% TM simulation for the FDTD method (CPML)
% 此版本代码alpha在外边界处衰减至0
%----------------------------------------------------------------------%
tic;
close all;
clear;
clc;
% MOVIE = VideoWriter('CPML Movie.avi');
%----------------------------------------------------------------------%
c0 = 2.99792458e8; % 光速
eps0 = 8.854187818e-12; % 真空中的介电常数
mu0 = 4*pi*1e-7; % 真空中的磁导率
%----------------------------------------------------------------------%
order = 4; % PML层中的指数系数
thickness = 10; % 10比8效果更佳
ij=100; % 模拟区域边长
xdim = ij+2*thickness; % x方向(纵向)总长
ydim = ij+2*thickness; % y方向(横向)总长
%----------------------------------------------------------------------%
freq = 4e8; % 主频
xexcitation = xdim/2; % 源加载的位置
yexcitation =ydim/2; % 源加载的位置
%----------------------------------------------------------------------%
% 模拟区域物性参数
eps1=3.5*ones(xdim,ydim); % 相对介电常数
% eps1(50:60,100:120)=8;
% eps1(140:160,1:end)=32;
sigma1=0.0025*ones(xdim,ydim); % 电导率 %0.05在减少噪声方面比0.005更佳
mu1= ones(xdim,ydim); % 相对磁导率
%----------------------------------------------------------------------%
velocityfield=c0./sqrt(eps1(1:xdim,1:ydim).*mu1(1:xdim,1:ydim));
c_min=min(min(velocityfield)); %介质中最小波速
c_max=max(max(velocityfield)); %介质中最大波速
%----------------------------------------------------------------------%
n_tstep = 2000; % 时间总步长
dt = 2.5e-11; % dt
%----------------------------------------------------------------------%
source66=2;
%----------------------------------------------------------------------%
if source66==1
%-------------------------------雷克子波-------------------------------%
omega=2*pi*freq;%omega
alfa=0.93*omega;%alfa
x=0:1:n_tstep-1;
t=x*dt;
source=(t).*(t).*exp(-alfa*(t)).*sin(omega*(t));
source=source/max(abs(source));
%----------------------------------------------------------------------%
nn = 2^nextpow2(n_tstep);
W = abs(fftshift(fft(source,nn)));
W = W./max(W); W = W(nn/2+1:end);
fn = 0.5/dt; df = 2*fn/nn;
f = -fn:df:fn-df; f = f(nn/2+1:end);
threshold=0.02; fmax = f(find(W>=threshold, 1, 'last' ));
wlmin = c_min/(fmax);
ds1=wlmin/12; %ds<ds1
%----------------------------------------------------------------------%
end
if source66==2
%------------------------------哈里斯脉冲------------------------------%
% blackharrispulse
% 哈里斯窗的导数
% Note that their formulation has been changed here to T = 1.14/fr,
% such that fr represents the approximate dominant frequency of the resulting pulse.
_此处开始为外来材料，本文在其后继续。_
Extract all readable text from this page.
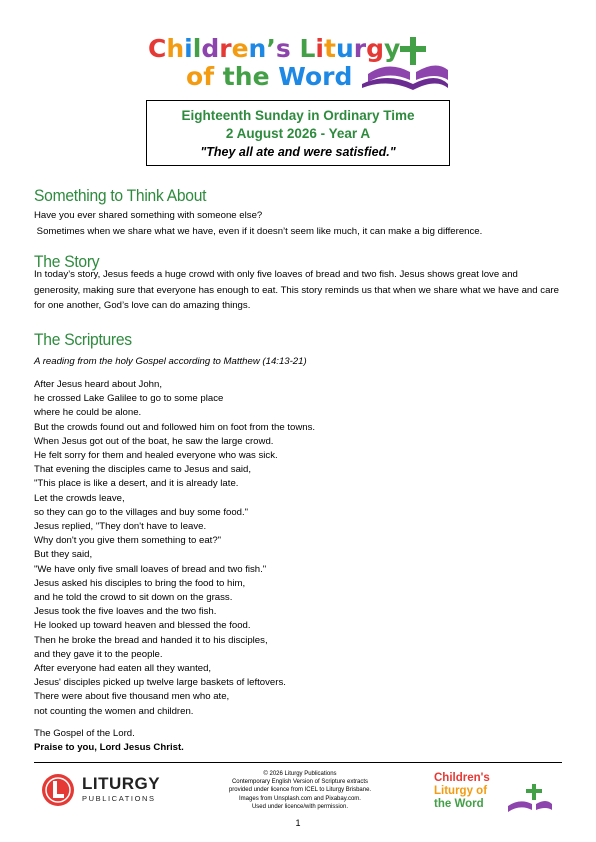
Children’s Liturgy
of the Word
Eighteenth Sunday in Ordinary Time
2 August 2026 - Year A
"They all ate and were satisfied."
Something to Think About
Have you ever shared something with someone else?
Sometimes when we share what we have, even if it doesn’t seem like much, it can make a big difference.
The Story
In today’s story, Jesus feeds a huge crowd with only five loaves of bread and two fish. Jesus shows great love and generosity, making sure that everyone has enough to eat. This story reminds us that when we share what we have and care for one another, God’s love can do amazing things.
The Scriptures
A reading from the holy Gospel according to Matthew (14:13-21)
After Jesus heard about John,
he crossed Lake Galilee to go to some place
where he could be alone.
But the crowds found out and followed him on foot from the towns.
When Jesus got out of the boat, he saw the large crowd.
He felt sorry for them and healed everyone who was sick.
That evening the disciples came to Jesus and said,
"This place is like a desert, and it is already late.
Let the crowds leave,
so they can go to the villages and buy some food."
Jesus replied, "They don't have to leave.
Why don't you give them something to eat?"
But they said,
"We have only five small loaves of bread and two fish."
Jesus asked his disciples to bring the food to him,
and he told the crowd to sit down on the grass.
Jesus took the five loaves and the two fish.
He looked up toward heaven and blessed the food.
Then he broke the bread and handed it to his disciples,
and they gave it to the people.
After everyone had eaten all they wanted,
Jesus' disciples picked up twelve large baskets of leftovers.
There were about five thousand men who ate,
not counting the women and children.
The Gospel of the Lord.
Praise to you, Lord Jesus Christ.
LITURGY
PUBLICATIONS
© 2026 Liturgy Publications
Contemporary English Version of Scripture extracts
provided under licence from ICEL to Liturgy Brisbane.
Images from Unsplash.com and Pixabay.com.
Used under licence/with permission.
Children's
Liturgy of
the Word
1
% compute the Blackman-Harris window as specified in Chen et al. (1997)
x=0:1:n_tstep-1;
dss=c_min/freq/20;
t=x*dt;
a = [0.35322222 -0.488 0.145 -0.010222222];
% T = 1.14/freq;
T = 1.55/freq;
window = zeros(1,n_tstep);
for n=0:3
window = window + a(n+1)*cos(2*n*pi*t./T);
end
window(t>=T) = 0;
% for the pulse, approximate the window's derivative(导数) and normalize(归一化)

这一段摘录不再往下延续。